Where rootless genuinely can’t go
Honesty section, because the paranoid deserve the caveats. Rootless has real limits. Binding ports below 1024 needs the sysctl or a proxy, as above. Workloads that truly require host-level capabilities — certain VPN tools that manage the host’s network stack, some storage and clustering software that expects real CAP_SYS_ADMIN — will not run rootless without compromises, and for those I either accept a carefully-scoped rootful container or run them outside containers entirely, on a box I treat as expendable. Storage is the other historical wart: rootless overlay filesystems long meant fuse-overlayfs, which carries a performance penalty versus the kernel’s native overlay. Modern kernels support native rootless overlay and Podman uses it where it can, so on an up-to-date host this mostly sorts itself out, but on older kernels you will still see fuse-overlayfs and the I/O tax that comes with it.
The verdict
Rootless containers with a dropped capability set, no-new-privileges, the default seccomp profile, and a read-only root are the closest thing I have found to making a container compromise dull. The attacker gets a shell as a nobody, in a filesystem they can’t write to, with no capabilities, unable to make the syscalls that would let them escalate or escape, mapped to a host UID that owns nothing. That is the whole goal: assume you will be popped, and arrange for the popping to be worthless.
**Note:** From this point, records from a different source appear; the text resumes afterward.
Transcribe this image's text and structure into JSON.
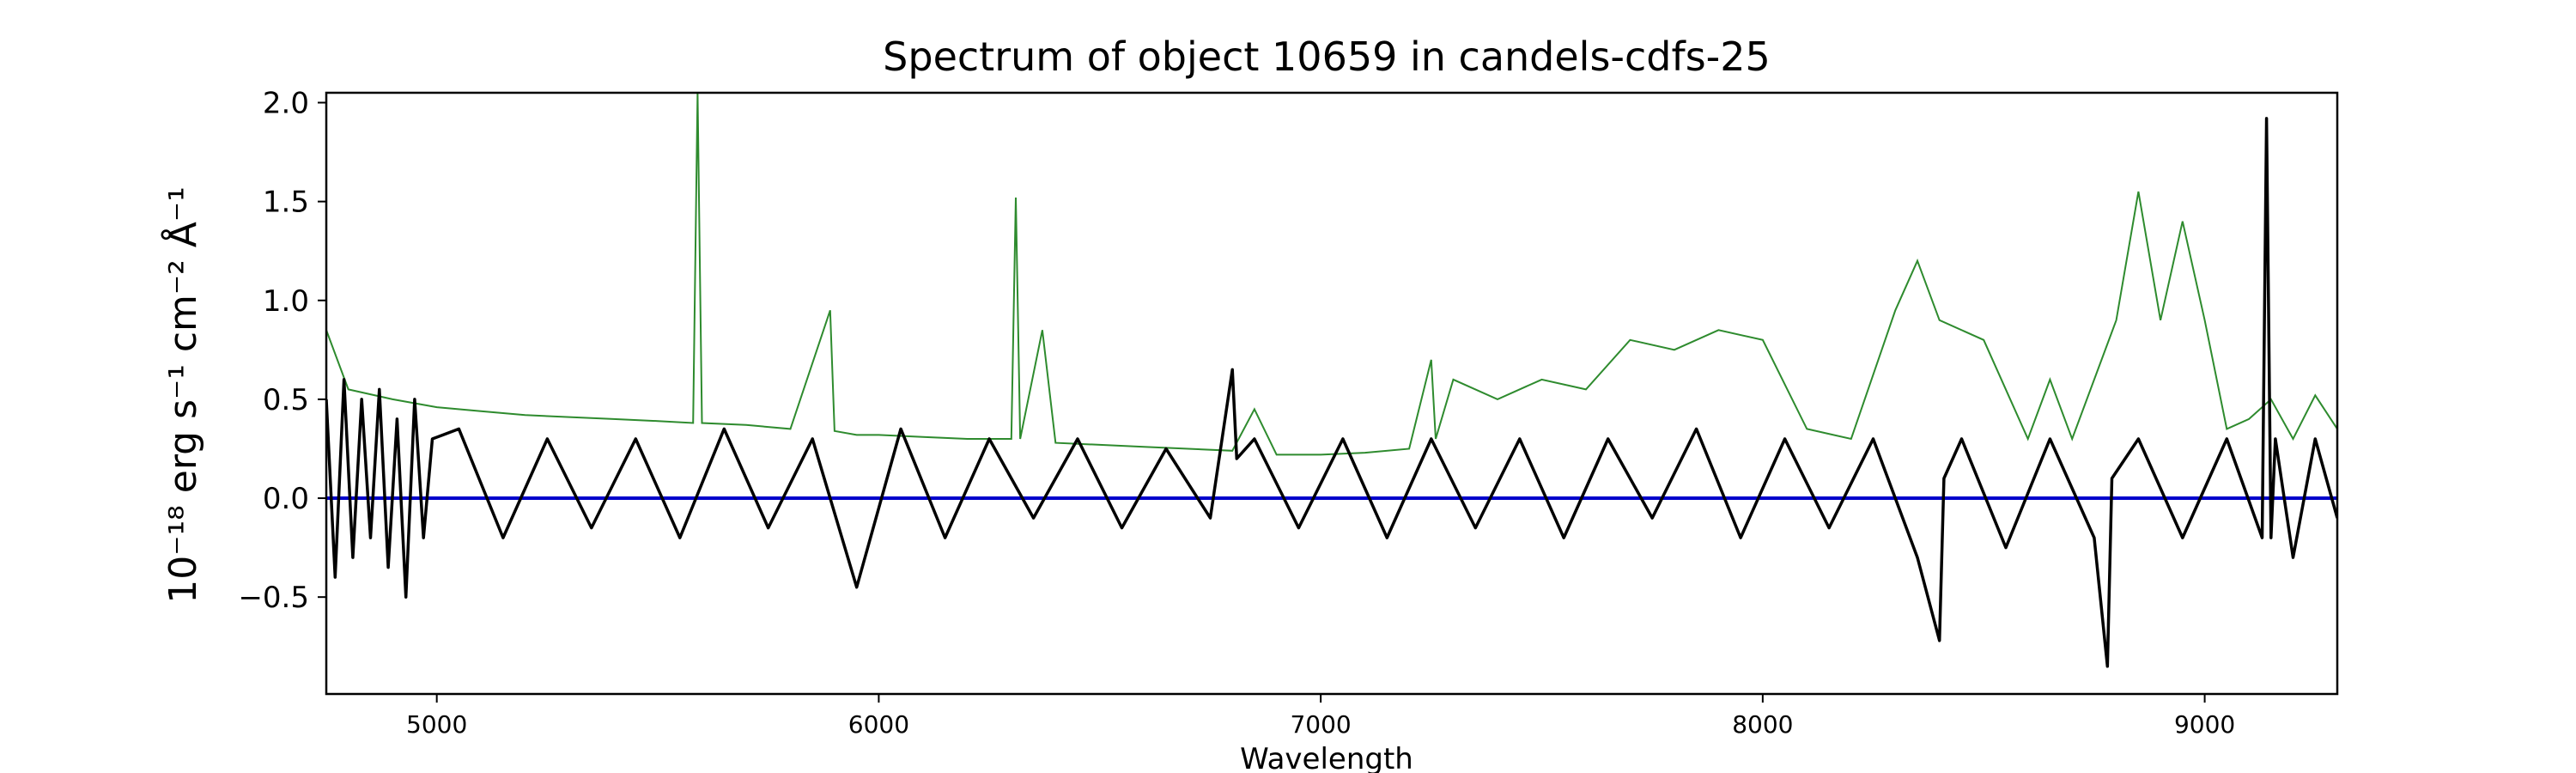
{
  "chart_data": {
    "type": "line",
    "title": "Spectrum of object 10659 in candels-cdfs-25",
    "xlabel": "Wavelength",
    "ylabel": "10⁻¹⁸ erg s⁻¹ cm⁻² Å⁻¹",
    "xlim": [
      4750,
      9300
    ],
    "ylim": [
      -0.99,
      2.05
    ],
    "x_ticks": [
      5000,
      6000,
      7000,
      8000,
      9000
    ],
    "y_ticks": [
      2.0,
      1.5,
      1.0,
      0.5,
      0.0,
      -0.5
    ],
    "y_tick_labels": [
      "2.0",
      "1.5",
      "1.0",
      "0.5",
      "0.0",
      "−0.5"
    ],
    "grid": false,
    "colors": {
      "spectrum": "#000000",
      "error": "#2e8b2e",
      "zero": "#0000cc"
    },
    "series": [
      {
        "role": "spectrum",
        "x": [
          4750,
          4770,
          4790,
          4810,
          4830,
          4850,
          4870,
          4890,
          4910,
          4930,
          4950,
          4970,
          4990,
          5050,
          5150,
          5250,
          5350,
          5450,
          5550,
          5650,
          5750,
          5850,
          5950,
          6050,
          6150,
          6250,
          6350,
          6450,
          6550,
          6650,
          6750,
          6800,
          6810,
          6850,
          6950,
          7050,
          7150,
          7250,
          7350,
          7450,
          7550,
          7650,
          7750,
          7850,
          7950,
          8050,
          8150,
          8250,
          8350,
          8400,
          8410,
          8450,
          8550,
          8650,
          8750,
          8780,
          8790,
          8850,
          8950,
          9050,
          9130,
          9140,
          9150,
          9160,
          9200,
          9250,
          9300
        ],
        "y": [
          0.5,
          -0.4,
          0.6,
          -0.3,
          0.5,
          -0.2,
          0.55,
          -0.35,
          0.4,
          -0.5,
          0.5,
          -0.2,
          0.3,
          0.35,
          -0.2,
          0.3,
          -0.15,
          0.3,
          -0.2,
          0.35,
          -0.15,
          0.3,
          -0.45,
          0.35,
          -0.2,
          0.3,
          -0.1,
          0.3,
          -0.15,
          0.25,
          -0.1,
          0.65,
          0.2,
          0.3,
          -0.15,
          0.3,
          -0.2,
          0.3,
          -0.15,
          0.3,
          -0.2,
          0.3,
          -0.1,
          0.35,
          -0.2,
          0.3,
          -0.15,
          0.3,
          -0.3,
          -0.72,
          0.1,
          0.3,
          -0.25,
          0.3,
          -0.2,
          -0.85,
          0.1,
          0.3,
          -0.2,
          0.3,
          -0.2,
          1.92,
          -0.2,
          0.3,
          -0.3,
          0.3,
          -0.1
        ]
      },
      {
        "role": "error",
        "x": [
          4750,
          4800,
          4900,
          5000,
          5100,
          5200,
          5300,
          5400,
          5500,
          5580,
          5590,
          5600,
          5700,
          5800,
          5890,
          5900,
          5950,
          6000,
          6100,
          6200,
          6300,
          6310,
          6320,
          6370,
          6400,
          6500,
          6600,
          6700,
          6800,
          6850,
          6900,
          7000,
          7100,
          7200,
          7250,
          7260,
          7300,
          7400,
          7500,
          7600,
          7700,
          7800,
          7900,
          8000,
          8100,
          8200,
          8300,
          8350,
          8400,
          8500,
          8600,
          8650,
          8700,
          8800,
          8850,
          8900,
          8950,
          9000,
          9050,
          9100,
          9150,
          9200,
          9250,
          9300
        ],
        "y": [
          0.85,
          0.55,
          0.5,
          0.46,
          0.44,
          0.42,
          0.41,
          0.4,
          0.39,
          0.38,
          2.05,
          0.38,
          0.37,
          0.35,
          0.95,
          0.34,
          0.32,
          0.32,
          0.31,
          0.3,
          0.3,
          1.52,
          0.3,
          0.85,
          0.28,
          0.27,
          0.26,
          0.25,
          0.24,
          0.45,
          0.22,
          0.22,
          0.23,
          0.25,
          0.7,
          0.3,
          0.6,
          0.5,
          0.6,
          0.55,
          0.8,
          0.75,
          0.85,
          0.8,
          0.35,
          0.3,
          0.95,
          1.2,
          0.9,
          0.8,
          0.3,
          0.6,
          0.3,
          0.9,
          1.55,
          0.9,
          1.4,
          0.9,
          0.35,
          0.4,
          0.5,
          0.3,
          0.52,
          0.35
        ]
      }
    ]
  }
}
It costs you an afternoon of fiddling with UID mappings and writable-path lists per workload, and it costs you a handful of edge cases that rootless simply won’t serve. I think that is a bargain. My homelab runs a couple of dozen services this way, and the day one of them has a bad afternoon, I would very much like the blast radius to be a wiped container and a shrug rather than a host rebuild and a long, cold think about what else the attacker touched. Set it up once, per the command above, and make the paranoid version your default. Future you, reading an incident log that ends in “contained”, will be grateful.